Plate of green cabbage on wooden table

Photo: Saundi Wilson (Getty Images)

welcome to Flavor & Soul: A Brief History of African American Cuisine. We’ll take a closer look at a dish each week and trace its roots in African-American culinary tradition.


For every significant celebration throughout the African American Diaspora, there will be greens. It doesn’t matter if it’s Christmas, graduation or June 17th, if that calls for a family reunion, the appearance of a large pot of leafy greens is crucial. In fact, it’s usually the only green vegetable besides okra that gains a major place on the table. Raw vegetables or salads are not that common; Mixed TV Writer and Co-Executive Producer Angela Nissel brilliantly summed up the greens as “hot black salad,” and that’s exactly what it is. It can be cabbage, turnips, mustards and sometimes even dandelions, but whatever they are, they will be served hot, seasoned and delicious.

Even though they were constantly served, I didn’t start to like veggies when I was a kid. In fact, I didn’t like to eat anything green (it’s still the color I like the least). But unlike green beans, spinach or lima beans, I felt there was a special status attached to the greens. There was a detailed process of picking, cleaning and cutting the leaves, and I watched brown, withered hands lovingly perform the task. A full pot would be cooked and reduced to a few bowls of greens that would be seasoned with salt pork and spices. It almost sounded like a sacred ritual.

I remember my great-grandmother would be so happy if I took a fork of greens, she would glow like I had somehow raised the whole family line. I once was so happy to see her face light up that I kept asking for more greens and threw them behind the heater. The pungent smell of old greens isn’t something you can hide and she wasn’t so happy when she found them.
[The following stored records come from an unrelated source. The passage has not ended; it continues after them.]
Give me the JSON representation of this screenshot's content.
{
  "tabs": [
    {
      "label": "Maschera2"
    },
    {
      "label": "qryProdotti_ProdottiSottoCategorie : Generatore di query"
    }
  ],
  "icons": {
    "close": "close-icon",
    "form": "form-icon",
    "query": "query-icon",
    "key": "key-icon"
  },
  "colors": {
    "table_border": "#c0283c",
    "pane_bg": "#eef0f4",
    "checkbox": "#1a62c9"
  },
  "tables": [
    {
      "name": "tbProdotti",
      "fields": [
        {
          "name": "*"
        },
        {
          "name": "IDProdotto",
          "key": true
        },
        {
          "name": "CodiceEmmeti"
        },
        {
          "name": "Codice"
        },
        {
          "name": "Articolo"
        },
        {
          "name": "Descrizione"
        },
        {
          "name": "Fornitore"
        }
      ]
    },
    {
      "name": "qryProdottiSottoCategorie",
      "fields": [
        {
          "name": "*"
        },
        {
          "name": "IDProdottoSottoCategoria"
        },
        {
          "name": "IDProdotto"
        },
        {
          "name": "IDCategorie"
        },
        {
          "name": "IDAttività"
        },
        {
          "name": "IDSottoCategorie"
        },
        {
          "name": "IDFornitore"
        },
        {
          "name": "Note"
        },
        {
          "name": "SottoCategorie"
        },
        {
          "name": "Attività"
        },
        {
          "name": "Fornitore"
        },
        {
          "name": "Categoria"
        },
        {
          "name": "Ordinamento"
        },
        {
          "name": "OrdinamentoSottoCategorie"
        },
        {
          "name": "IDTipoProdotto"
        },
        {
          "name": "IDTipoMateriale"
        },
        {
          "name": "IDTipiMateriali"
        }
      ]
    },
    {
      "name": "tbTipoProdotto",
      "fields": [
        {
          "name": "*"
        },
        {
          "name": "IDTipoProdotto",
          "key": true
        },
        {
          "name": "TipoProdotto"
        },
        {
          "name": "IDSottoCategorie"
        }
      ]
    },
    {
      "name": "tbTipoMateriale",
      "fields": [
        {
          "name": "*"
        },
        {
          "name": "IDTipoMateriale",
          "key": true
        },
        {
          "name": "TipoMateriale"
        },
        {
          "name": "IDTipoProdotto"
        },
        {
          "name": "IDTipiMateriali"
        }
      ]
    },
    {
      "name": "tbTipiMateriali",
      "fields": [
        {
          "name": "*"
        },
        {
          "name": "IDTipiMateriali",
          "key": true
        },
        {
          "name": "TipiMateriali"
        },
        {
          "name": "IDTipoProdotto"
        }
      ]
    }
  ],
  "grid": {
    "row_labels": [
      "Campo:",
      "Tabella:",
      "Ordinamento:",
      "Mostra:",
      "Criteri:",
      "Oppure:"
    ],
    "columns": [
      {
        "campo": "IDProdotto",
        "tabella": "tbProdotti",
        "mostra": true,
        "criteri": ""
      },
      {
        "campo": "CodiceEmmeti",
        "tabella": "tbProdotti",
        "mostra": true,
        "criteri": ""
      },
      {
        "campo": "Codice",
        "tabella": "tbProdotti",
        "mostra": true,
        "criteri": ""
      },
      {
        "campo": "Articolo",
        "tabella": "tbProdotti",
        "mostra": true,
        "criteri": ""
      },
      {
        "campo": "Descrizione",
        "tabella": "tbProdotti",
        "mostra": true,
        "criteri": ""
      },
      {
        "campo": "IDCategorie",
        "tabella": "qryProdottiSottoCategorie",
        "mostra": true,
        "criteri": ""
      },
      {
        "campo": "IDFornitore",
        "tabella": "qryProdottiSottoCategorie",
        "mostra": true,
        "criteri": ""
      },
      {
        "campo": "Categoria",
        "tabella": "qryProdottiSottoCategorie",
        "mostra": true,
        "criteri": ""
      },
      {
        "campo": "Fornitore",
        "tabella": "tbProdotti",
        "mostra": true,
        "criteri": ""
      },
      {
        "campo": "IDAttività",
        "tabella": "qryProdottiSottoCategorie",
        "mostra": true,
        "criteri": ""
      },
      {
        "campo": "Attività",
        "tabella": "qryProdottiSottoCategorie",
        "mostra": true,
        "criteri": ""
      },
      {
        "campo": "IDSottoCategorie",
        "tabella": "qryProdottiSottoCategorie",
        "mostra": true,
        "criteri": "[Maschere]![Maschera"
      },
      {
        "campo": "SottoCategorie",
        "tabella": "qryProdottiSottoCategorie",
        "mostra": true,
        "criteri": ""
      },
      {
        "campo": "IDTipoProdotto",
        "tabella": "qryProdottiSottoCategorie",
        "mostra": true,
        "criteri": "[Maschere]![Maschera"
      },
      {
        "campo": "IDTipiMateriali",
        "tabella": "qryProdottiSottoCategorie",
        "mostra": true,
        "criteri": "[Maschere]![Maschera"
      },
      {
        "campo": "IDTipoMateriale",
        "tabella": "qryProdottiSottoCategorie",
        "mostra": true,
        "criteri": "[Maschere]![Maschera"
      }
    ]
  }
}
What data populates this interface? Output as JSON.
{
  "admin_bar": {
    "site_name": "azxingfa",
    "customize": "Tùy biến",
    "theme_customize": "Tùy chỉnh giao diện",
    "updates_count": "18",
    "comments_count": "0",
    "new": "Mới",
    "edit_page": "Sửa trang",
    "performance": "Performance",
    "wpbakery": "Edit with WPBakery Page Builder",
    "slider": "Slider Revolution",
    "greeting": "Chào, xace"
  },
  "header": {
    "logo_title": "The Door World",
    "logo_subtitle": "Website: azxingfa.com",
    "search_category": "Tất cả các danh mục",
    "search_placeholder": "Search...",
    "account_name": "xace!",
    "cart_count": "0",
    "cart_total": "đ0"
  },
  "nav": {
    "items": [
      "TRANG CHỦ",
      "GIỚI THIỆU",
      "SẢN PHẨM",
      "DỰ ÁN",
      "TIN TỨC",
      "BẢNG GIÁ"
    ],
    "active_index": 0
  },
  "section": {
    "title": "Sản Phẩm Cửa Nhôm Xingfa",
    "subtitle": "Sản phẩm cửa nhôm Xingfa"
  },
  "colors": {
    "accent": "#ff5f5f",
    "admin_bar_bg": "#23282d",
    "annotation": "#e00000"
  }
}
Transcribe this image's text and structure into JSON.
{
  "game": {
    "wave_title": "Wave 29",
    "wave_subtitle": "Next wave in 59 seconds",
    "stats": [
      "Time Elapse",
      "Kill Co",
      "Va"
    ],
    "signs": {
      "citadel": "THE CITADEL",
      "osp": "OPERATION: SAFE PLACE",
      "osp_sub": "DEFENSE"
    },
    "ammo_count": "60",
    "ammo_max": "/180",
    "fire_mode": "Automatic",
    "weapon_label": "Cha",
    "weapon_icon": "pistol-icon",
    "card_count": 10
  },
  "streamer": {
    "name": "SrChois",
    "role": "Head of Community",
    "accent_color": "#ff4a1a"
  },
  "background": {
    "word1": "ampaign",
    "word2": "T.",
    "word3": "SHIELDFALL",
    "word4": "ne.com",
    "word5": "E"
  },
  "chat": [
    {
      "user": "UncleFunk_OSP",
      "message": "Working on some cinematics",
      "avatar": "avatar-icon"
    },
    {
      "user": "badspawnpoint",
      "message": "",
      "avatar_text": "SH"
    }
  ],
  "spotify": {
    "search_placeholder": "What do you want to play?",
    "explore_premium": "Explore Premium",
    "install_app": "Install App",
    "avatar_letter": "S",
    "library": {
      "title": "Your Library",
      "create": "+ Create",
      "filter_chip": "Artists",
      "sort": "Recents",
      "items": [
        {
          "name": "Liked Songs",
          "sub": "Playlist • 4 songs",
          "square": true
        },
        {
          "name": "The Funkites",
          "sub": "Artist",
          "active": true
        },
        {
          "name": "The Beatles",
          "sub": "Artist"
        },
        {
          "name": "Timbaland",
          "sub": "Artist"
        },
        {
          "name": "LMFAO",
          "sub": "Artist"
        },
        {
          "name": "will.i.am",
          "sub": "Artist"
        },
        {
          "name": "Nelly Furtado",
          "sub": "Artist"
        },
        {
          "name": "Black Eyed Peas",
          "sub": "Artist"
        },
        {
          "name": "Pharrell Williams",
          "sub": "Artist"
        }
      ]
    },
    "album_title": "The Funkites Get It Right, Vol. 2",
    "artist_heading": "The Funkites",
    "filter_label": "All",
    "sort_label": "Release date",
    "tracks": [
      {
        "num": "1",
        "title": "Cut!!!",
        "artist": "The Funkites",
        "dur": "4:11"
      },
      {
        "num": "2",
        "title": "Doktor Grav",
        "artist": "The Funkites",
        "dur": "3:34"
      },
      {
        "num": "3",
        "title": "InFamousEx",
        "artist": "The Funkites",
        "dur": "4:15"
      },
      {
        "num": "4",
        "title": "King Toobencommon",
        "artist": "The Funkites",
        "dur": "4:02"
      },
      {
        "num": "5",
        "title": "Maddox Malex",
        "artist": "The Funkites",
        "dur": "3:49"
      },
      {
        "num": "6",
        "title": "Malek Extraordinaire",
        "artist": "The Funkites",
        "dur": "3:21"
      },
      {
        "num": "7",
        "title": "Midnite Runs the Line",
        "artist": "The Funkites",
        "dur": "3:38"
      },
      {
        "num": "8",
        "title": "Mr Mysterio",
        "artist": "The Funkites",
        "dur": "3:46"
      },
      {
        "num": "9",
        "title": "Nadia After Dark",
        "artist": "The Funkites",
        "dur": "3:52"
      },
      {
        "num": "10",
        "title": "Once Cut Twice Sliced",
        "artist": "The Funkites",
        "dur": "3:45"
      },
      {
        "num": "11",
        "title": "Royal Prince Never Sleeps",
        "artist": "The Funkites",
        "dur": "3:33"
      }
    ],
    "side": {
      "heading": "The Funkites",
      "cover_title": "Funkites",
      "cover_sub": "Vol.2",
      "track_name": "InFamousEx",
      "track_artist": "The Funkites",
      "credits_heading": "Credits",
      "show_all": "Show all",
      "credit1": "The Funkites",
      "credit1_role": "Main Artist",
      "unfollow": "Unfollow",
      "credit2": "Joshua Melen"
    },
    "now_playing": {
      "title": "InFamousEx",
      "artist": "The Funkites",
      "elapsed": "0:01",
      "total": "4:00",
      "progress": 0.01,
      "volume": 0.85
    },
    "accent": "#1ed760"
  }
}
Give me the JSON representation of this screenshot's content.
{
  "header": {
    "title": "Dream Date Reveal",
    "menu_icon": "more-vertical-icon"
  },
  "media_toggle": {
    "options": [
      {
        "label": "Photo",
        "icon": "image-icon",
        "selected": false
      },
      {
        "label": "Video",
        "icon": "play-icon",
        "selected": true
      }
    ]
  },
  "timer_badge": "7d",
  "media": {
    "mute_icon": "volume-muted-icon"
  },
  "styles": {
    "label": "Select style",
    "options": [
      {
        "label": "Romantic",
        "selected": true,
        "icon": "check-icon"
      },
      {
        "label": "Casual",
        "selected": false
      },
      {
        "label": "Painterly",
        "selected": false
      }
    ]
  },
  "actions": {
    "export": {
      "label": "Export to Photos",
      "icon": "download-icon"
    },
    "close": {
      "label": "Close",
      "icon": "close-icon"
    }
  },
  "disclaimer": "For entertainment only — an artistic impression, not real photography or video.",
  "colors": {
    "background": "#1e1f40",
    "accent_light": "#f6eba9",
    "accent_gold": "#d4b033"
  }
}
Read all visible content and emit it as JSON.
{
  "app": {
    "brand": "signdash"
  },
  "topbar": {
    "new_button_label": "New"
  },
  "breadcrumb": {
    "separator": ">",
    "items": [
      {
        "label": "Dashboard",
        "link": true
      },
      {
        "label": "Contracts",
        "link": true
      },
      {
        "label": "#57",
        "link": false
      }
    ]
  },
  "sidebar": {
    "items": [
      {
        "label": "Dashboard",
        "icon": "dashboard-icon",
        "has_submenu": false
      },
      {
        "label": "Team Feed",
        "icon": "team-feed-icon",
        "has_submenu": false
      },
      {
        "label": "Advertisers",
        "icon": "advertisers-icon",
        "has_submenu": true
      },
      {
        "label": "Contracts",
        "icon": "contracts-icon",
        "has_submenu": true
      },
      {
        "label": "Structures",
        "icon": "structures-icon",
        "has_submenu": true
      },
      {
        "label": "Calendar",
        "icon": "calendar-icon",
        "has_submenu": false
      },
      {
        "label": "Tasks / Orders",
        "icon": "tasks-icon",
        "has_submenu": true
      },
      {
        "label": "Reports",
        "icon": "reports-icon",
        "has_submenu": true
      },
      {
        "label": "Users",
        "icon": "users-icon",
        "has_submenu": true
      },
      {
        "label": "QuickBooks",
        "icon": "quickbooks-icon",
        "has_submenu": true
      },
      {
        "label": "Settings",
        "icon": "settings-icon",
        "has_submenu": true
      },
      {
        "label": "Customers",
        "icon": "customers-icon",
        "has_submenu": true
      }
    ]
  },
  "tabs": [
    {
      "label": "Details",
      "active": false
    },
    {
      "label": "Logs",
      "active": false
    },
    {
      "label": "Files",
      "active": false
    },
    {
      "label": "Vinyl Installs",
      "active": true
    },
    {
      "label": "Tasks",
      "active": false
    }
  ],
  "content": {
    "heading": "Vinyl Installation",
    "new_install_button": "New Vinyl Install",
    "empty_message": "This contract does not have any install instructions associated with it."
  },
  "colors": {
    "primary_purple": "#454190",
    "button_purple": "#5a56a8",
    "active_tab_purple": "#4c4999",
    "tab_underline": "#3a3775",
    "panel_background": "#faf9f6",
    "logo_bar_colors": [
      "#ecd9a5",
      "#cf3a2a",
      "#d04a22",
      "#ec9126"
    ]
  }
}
But that memory reminds me of what was so special about greens that made me want to pretend to enjoy them.

It turns out that growing, cooking and eating green vegetables is a tradition that spans centuries and continents. Collard greens are originally from Greece, but the way green leafy vegetables are prepared throughout the African diaspora is a specific process that has not really changed since ancient times. According to food historian Michael Twitty, picking green vegetables (whether wild, from gardens, or from trees) and simmering them in a seasoned sauce was a widespread practice for centuries on the African continent and it continues today. hui. One of my favorite dishes that I discovered on my trip to Ghana was kontomire stew, also called palaver sauce, which is made from taro leaves. The dark green leaves looked and tasted like tender mustard greens and with the exception of the melon seeds added to the dish, they could easily have passed as my great-grandmother’s leaves. Instead of the cornbread that we use to absorb the juice or the liquor from the pot, scoops of banku or fermented cassava and corn paste is used to scoop up the salty greens. In Nigeria, egusi stew is a similar dish, usually made from pumpkin leaves or bitter leaves, and in the Caribbean, callaloo is a staple made from taro or dasheen leaves. The type of green is determined by climate and terrain, but preparation remains constant whether you’re in Chicago or Sierra Leone. No wonder green vegetables are so important in black culinary tradition – they’ve been a familiar friend everywhere we’ve landed.

I ended up liking green vegetables around the age of 10. Now I eat all varieties, even kale, but my favorites are turnip greens, which taste less bitter and more complex than cabbage or mustard. I pick up bunches from my independent grocer and boil them, seasoned with smoked turkey. I bake cornbread in hot water and savor the slightly tangy flavor of green vegetables, just like my great-grandmother and generations of ancestors before her. Green vegetables may not be considered a root vegetable, but they certainly highlight the long roots of the African diaspora’s culinary heritage.